Wednesday, February 07, 2007

KANK: the review

Karan Johar is a megalomaniac--this fact can hardly be refuted. A typical Karan Johar film is larger-than-life, quite black and white (either people are rejoicing to no bounds or crying rivers), star-studded (an understatement) and struggling to end. His movies are in the "forget reality for 3 hours" genre. It is nice to see him finally grow up in KANK.

KANK is the story of two troubled marriages, one due to ambition and frustration, the other due to an idealized idea of love. While Dev (SRK) is a one-time star soccer player whose life deals him a cruel blow with a handicap, is married to a very ambitious Rhea (Preity Zinta), Maya (Rani) is a chronically depressed girl who has extremely idealistic and unrealistic ideas of love, due to which she cannot see the realistic love of her husband Rishi (Abhishek). A friendship between the two, started by a desire to help each other in their relationships, quickly blossoms into uncontrollable love. The rest is a series of quite complex relationship blues leading to a very realistic ending...well, almost.

From irritating 8-year olds in KKHH to rivers of tears in K3G, KANK has a mature feel to it from the word go. The first half is pretty much what everybody has heard the movie is about. The movie, like many others, could've easily collapsed in the second half in a series of melodrama, heavy dialogues and unrealistic mangnanimity. But it doesn't, and it manages to keep things quite real and believable.
The movie breaks many stereotypes that a viewer may have carried into the theater. The relationship roles are reversed; the "typical" male mistakes are committed by a female, and the typical female magnanimity is part of a male character. It left me undecided about who to feel sorry for. Karan Johar has dealt with the complexities of the relationships very well in the second half. Except for some routine scenes of unnecessary tears and hamming, he succeeds in retaining the viewers' attention. The songs, for once, seem quite well-woven in the script; nobody's dancing when they are expected to cry and vice-versa. The lack of excessive punjabiness is very relieving, so is the far lesser dose of cliched dialogues and "template" scenes. Karan Johar has worked significantly on the art of conveying without dialogues. There are a few scenes where words (or lack of words) seem very appropriate. Just when the movie is heading for a perfect realistic ending, it takes an exit to the conventional. Compared to the whole movie, the last ten minutes were a letdown for me, as Karan Johar let his desire to end the movie melodramatically get the better of him.

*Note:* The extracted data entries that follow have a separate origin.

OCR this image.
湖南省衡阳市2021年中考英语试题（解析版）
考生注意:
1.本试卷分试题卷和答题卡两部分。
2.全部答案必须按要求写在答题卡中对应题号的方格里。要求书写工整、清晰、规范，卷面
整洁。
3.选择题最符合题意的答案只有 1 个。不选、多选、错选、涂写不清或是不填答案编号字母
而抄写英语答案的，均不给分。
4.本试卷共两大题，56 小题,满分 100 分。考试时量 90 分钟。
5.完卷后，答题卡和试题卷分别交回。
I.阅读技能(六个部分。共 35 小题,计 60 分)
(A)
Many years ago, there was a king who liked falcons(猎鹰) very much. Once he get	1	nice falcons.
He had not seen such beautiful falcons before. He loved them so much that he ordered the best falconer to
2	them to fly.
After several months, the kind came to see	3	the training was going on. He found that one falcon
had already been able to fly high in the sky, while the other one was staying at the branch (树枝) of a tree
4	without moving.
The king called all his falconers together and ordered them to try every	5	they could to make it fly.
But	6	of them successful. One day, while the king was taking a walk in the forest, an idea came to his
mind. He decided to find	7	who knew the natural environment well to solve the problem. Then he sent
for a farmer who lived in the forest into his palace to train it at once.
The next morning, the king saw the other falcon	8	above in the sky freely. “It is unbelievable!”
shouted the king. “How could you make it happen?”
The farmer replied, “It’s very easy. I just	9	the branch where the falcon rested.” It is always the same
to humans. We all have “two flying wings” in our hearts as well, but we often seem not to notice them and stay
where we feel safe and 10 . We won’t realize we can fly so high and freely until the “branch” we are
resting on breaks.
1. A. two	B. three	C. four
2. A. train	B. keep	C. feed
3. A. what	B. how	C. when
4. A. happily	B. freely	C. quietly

Out of the characters, SRK's character is easily the meatiest. He doesn't disappoint, although he could've been better. Still, considering it is a Karan Johar movie, SRK has controlled his hamming a lot. He could still benefit from a few crying lessons. Preity's character just demands male ambition and ruthlessness, and she's ok-ok. Rani's character appears lost throughout, with unearthly ideas of love and relationships. She does well. Abhishek is very good in the movie. His character is the only one that is brutally honest and sincere. This movie shows the inherited angry young man, and he gives a very sincere performance. This is definitely one actor whose learning ability seems amazing. I hated Amitabh Bachchan's character throughout; his character is pivotal to the tale, but its dichotomy of parental maturity and boyish flambuoyance is just undigestable.

While Salaam Namaste looked at spontaneous relationships maturely, this one looks at the concept of marriage maturely. I don't necessarily agree with the point of view presented, but it has been presented quite well nevertheless. The overall movie is highly watchable; don't let the 3.5 hours scare you. They whizzed past me comfortably. Karan Johar has hit several ones deep into fantasy land--this one hits much closer to home.